O Parque Nacional Torres del Paine compreende cerca de 200 mil hectares e é uma das principais riquezas naturais e turísticas do Chile. Fica na província de Última Esperança da XII Região de Magalhães, entre o maciço da Cordilheira dos Andes e a estepe patagônica. Trata-se de uma região localizada mais de três mil quilômetros ao sul da capital chilena, que em 1978 foi declarada Reserva da Biosfera pela Organização das Nações Unidas para a Educação, a Ciência e a Cultura (Unesco).
O último informe oficial indica que a vegetação afetada inclui floresta nativa de lenga (Nothofagus pumilio) e ñirre (Nothofagus antarctica), matagal e estepe. Também foram prejudicadas instalações da Conaf e de concessionários turísticos. O incêndio teria sido causado pelo descuido de turistas, que começaram o fogo em um setor de montanha chamado Olguín, perto da geleira Grey. Daí se propagou para o sul pela margem do Lago Grey até o maciço Paine, onde se abriu em dois braços que se projetaram independentemente.
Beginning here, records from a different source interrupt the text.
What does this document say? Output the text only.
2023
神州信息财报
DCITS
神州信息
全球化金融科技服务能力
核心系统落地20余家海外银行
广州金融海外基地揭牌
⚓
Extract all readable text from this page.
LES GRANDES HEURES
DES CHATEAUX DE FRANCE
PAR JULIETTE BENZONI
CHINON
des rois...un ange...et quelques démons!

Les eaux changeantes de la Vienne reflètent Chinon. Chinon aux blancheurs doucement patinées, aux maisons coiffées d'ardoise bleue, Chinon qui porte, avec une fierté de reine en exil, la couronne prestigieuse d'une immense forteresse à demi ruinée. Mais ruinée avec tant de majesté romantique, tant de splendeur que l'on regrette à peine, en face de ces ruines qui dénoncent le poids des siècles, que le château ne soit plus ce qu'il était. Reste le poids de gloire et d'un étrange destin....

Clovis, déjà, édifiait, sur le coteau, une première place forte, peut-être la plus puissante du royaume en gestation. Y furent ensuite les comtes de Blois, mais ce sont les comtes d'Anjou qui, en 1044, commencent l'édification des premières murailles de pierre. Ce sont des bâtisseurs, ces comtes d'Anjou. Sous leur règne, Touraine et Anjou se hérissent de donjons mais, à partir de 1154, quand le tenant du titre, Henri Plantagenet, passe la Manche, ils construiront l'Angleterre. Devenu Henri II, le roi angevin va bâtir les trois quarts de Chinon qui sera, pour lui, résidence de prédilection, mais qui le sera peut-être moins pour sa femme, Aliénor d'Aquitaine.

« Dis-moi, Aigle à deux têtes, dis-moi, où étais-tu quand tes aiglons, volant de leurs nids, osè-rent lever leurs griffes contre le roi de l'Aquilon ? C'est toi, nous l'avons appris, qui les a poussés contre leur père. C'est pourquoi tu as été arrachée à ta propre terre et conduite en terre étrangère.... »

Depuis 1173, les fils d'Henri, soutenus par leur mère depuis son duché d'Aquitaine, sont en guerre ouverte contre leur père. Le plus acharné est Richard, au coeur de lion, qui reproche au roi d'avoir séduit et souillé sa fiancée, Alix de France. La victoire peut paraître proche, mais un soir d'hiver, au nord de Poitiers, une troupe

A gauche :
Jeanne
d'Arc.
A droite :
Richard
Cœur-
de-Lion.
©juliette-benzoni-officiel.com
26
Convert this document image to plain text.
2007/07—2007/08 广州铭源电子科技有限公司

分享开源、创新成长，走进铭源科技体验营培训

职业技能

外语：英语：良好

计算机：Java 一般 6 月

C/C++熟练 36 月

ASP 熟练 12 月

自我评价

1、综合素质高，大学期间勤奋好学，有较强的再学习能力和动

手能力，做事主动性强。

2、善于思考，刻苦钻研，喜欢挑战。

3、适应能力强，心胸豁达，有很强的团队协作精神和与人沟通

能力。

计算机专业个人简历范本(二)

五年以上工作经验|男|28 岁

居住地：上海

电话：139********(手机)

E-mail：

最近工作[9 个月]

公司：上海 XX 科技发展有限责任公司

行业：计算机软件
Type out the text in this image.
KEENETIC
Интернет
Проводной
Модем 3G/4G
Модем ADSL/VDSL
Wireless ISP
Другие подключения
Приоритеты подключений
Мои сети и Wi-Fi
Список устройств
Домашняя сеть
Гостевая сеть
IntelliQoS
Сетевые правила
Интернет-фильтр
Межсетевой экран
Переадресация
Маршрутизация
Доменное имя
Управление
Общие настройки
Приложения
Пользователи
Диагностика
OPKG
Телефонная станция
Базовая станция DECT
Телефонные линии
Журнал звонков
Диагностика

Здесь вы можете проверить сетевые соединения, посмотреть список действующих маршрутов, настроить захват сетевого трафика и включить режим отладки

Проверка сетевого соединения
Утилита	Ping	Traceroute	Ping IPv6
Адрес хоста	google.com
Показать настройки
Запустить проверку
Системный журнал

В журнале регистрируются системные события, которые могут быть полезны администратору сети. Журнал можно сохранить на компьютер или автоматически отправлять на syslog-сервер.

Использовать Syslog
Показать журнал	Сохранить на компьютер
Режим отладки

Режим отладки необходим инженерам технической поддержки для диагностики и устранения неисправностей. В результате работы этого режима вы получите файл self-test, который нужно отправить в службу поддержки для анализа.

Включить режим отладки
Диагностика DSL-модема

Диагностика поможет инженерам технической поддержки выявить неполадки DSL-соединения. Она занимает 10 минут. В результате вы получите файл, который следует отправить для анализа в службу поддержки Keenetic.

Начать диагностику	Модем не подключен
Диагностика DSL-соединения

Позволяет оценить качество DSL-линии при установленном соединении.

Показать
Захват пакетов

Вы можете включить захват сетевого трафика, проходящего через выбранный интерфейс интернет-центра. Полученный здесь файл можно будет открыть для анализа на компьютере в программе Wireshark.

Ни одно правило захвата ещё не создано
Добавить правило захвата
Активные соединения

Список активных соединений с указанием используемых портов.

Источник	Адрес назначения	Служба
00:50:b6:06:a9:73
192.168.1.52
Há setores em que as chamas são reativadas pelas condições do vento, que ali pode passar dos cem quilômetros por hora, o que alerta para possíveis novos focos ativos e faz temer que o incêndio não esteja completamente dominado enquanto não terminar o verão austral, no final de março. Em entrevista à IPS, o gerente de Áreas Protegidas da Conaf, Eduardo Katz, disse que, dos mais de 16 mil hectares afetados, há lugares com “perda total da floresta. Contudo, há uma boa quantidade de hectares com perda parcial e é preciso ver como reagem as plantas diante do fogo”, o que dependerá da quantidade de água disponível, da chuva e da temperatura.
Os primeiros sinais positivos vieram das últimas chuvas, com uma frequência pelo menos semanal, na segunda e terceira semanas deste mês. “Com as últimas chuvas, nasce uma importante quantidade de pasto, e isto nos ajuda bastante no controle da erosão. Por outro lado, também permite a alimentação dos herbívoros”, ponderou Katz. O Parque Torres del Paine tem uma população de flora e fauna de aproximadamente 300 espécies de plantas, 126 de aves e mais de 30 mamíferos, répteis, anfíbios e peixes, que vivem entre vegetação, lagos, geleiras, Oceano Pacífico e rochas formadas há 150 milhões de anos.
A esse respeito, Katz declarou que, “felizmente, as duas populações de mamíferos de grande tamanho, os camelídeos guanacos (Lama guanicoe) e os cervos andinos (Hippocamelus bisulcus), não vivem nas zonas do incêndio mas nas vizinhas”, e se observou que conseguiram fugir do fogo. “Não encontramos evidência de mortes de animais pelo fogo”, afirmou.
Outra preocupação é quanto tempo vai demorar para o ecossistema se recuperar. “A recuperação na Patagônia, em Torres del Paine, ocorre relativamente lenta”, reconheceu o gerente da Conaf. O último precedente, outro incêndio em 2005 no parque, mostrou que a recuperação das pastagens do ecossistema é relativamente rápida e se espera que produza antes de um ano. Contudo, a floresta nativa afetada tem piores expectativas. Para as espécies de lenga e ñirre, Katz prevê que “uma recuperação total pode demorar pelo menos 80 anos”. Acrescentou que esta recuperação será apoiada por um programa de restauração ecológica de plantação e sua proteção de herbívoros e ventos.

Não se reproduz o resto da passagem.